BC government continues to avoid transparency and accountability on old-growth
A year after deferral pledge, the Wilderness Committee condemns the BC NDP for withholding key data and failing to come clean about how much at-risk forests is being destroyed
VICTORIA / UNCEDED LEKWUNGEN TERRITORIES — The Wilderness Committee is criticizing the BC government after yesterday’s announcement that old-growth logging has declined to record lows. The press release came on the one-year anniversary of the release of mapping by the Old-growth Technical Advisory Panel and subsequent commitments by the province to defer logging in 2.6 million hectares of the most at-risk forest in the province.
“The NDP government has been asked repeatedly to tell the public where old-growth logging is taking place, and they’ve refused, instead providing misleading updates like the one we got yesterday,” said Torrance Coste, national campaign director for the Wilderness Committee. “At the end of the day, there are only two numbers that matter: the amount of planned logging in threatened old-growth forests that’s gone ahead, and the amount that’s been stopped.”
Over the past year, independent mapping, satellite imagery analysis and on-the-ground site visits have confirmed ongoing logging in thousands of hectares of at-risk old-growth forests across B.C.
“We spent the summer driving out to sites where logging plans overlap with at-risk forests the government has said it intends to defer — in almost every instance, we found massive clearcuts filled with giant stumps,” Coste said. “This is the destruction that’s driven so much conflict on this issue, and the evidence out on the land obliterates the NDP’s claims that it’s doing any better.”
In his first public address after being named Premier-designate, David Eby named old-growth as one of the issues he will take action on, vowing to accelerate the province’s old-growth plan.

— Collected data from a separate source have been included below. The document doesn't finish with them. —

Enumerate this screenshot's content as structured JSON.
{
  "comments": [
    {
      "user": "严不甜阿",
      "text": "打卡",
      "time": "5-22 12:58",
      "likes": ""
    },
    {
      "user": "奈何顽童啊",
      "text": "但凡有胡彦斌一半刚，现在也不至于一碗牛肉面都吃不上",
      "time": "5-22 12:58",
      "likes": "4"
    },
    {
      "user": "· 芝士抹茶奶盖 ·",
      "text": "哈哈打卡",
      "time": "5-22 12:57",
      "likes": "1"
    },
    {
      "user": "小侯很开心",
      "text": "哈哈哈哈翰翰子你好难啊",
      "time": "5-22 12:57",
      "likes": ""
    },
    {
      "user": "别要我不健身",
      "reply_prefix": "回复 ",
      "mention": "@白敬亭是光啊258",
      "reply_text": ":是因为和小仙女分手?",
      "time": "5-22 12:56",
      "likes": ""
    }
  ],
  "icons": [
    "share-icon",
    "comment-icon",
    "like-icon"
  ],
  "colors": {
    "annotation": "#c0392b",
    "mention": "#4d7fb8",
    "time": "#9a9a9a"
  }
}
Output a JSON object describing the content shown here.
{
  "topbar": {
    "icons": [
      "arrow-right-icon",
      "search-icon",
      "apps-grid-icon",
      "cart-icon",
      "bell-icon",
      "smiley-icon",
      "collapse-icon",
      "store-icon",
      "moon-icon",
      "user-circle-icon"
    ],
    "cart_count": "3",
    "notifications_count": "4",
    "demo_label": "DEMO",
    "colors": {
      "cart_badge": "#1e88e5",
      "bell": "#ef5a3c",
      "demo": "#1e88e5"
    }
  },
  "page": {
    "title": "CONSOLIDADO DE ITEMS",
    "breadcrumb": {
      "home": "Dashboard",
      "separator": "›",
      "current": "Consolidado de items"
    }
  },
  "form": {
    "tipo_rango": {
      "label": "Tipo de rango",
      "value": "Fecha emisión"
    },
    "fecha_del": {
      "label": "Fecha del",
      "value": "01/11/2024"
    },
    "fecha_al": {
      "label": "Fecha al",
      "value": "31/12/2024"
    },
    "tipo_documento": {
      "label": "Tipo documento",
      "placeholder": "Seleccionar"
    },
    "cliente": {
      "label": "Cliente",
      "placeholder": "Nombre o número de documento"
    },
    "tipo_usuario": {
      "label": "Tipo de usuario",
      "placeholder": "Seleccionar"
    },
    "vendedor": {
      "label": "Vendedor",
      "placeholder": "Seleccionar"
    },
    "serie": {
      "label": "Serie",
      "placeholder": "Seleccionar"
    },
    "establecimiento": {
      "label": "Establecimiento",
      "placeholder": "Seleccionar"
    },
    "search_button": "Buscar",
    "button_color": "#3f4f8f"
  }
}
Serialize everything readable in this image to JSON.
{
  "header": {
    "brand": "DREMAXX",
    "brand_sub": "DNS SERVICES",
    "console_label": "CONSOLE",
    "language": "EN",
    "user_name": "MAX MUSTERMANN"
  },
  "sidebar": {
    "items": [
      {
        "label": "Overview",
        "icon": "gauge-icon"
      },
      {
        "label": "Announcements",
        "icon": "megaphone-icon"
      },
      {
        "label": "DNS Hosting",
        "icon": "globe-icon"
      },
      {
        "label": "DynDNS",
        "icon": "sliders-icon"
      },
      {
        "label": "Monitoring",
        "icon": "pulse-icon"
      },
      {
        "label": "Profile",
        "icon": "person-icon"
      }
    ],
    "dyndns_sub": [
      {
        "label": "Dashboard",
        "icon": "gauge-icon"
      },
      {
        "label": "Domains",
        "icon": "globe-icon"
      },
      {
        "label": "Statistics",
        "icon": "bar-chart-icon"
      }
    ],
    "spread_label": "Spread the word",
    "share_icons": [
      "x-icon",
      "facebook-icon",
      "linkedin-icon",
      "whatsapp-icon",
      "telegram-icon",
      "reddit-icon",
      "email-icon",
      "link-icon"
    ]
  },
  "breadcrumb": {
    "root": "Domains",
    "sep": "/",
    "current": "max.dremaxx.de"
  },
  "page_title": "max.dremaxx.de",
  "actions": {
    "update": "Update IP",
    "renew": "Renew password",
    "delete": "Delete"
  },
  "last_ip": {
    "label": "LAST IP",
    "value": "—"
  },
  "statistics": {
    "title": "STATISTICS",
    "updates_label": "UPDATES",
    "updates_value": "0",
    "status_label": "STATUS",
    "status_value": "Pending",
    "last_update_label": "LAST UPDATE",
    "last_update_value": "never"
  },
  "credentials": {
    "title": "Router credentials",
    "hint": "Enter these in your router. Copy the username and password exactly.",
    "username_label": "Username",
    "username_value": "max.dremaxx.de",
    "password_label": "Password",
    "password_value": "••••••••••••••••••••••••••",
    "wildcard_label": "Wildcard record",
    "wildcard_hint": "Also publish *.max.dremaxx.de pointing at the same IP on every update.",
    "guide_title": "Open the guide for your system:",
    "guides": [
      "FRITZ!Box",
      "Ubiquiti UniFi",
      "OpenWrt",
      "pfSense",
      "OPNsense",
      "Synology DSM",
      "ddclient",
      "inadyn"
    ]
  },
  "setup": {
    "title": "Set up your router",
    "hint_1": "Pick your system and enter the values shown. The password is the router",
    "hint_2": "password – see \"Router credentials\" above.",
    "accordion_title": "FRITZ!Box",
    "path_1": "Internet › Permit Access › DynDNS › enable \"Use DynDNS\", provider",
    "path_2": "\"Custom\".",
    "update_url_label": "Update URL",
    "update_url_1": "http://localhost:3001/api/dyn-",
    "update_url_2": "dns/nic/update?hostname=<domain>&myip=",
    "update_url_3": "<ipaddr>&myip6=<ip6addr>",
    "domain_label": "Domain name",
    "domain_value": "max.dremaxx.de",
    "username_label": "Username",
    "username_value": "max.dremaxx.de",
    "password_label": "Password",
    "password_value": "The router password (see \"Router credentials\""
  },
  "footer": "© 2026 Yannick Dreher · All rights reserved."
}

“David Eby needs to get up to speed here and get his government back on track,” said Coste. “Releasing logging numbers without specific information about the status of the old-growth that’s being destroyed is a total slap in the face at this point. What was the purpose of having a technical panel determine which forests are most at risk if the government now ignores that information when reporting on old-growth logging?”
The 2021 pledge was based on the government’s intention to defer logging in 2.6 million hectares of the most ecologically at-risk old-growth forests in B.C., just under five per cent of the province’s total forested area. The only substantial update since, which came on April 1 this year, stated that a little over one million hectares of the target deferrals had been confirmed. The province has released no maps, making it impossible for the public to determine which old-growth forests are temporarily off the chopping block.
Environmentalists, First Nations and others are concerned the deferral process has not actually slowed logging in the most at-risk forests. Deferrals have only been finalized in areas that weren’t slated for logging anyways. The Wilderness Committee and other groups have called on the province to provide clarity around this. However, this week’s announcement only includes data on the overall rate of old-growth logging, which the government says has fallen.
“This announcement tells us almost nothing about what’s happening in the rarest forests in B.C. and demonstrates the provincial government’s unwillingness to be honest about its progress to safeguard the most important forests,” said Coste. “The public has been left in the dark with regards to how much of the most threatened forests have been logged, and how much has been spared. It’s unacceptable.”
The Wilderness Committee will continue to document old-growth logging and work with communities to advocate for protection of ancient forests and a transition to sustainable second-growth logging that respects free, prior and informed consent for Indigenous Peoples.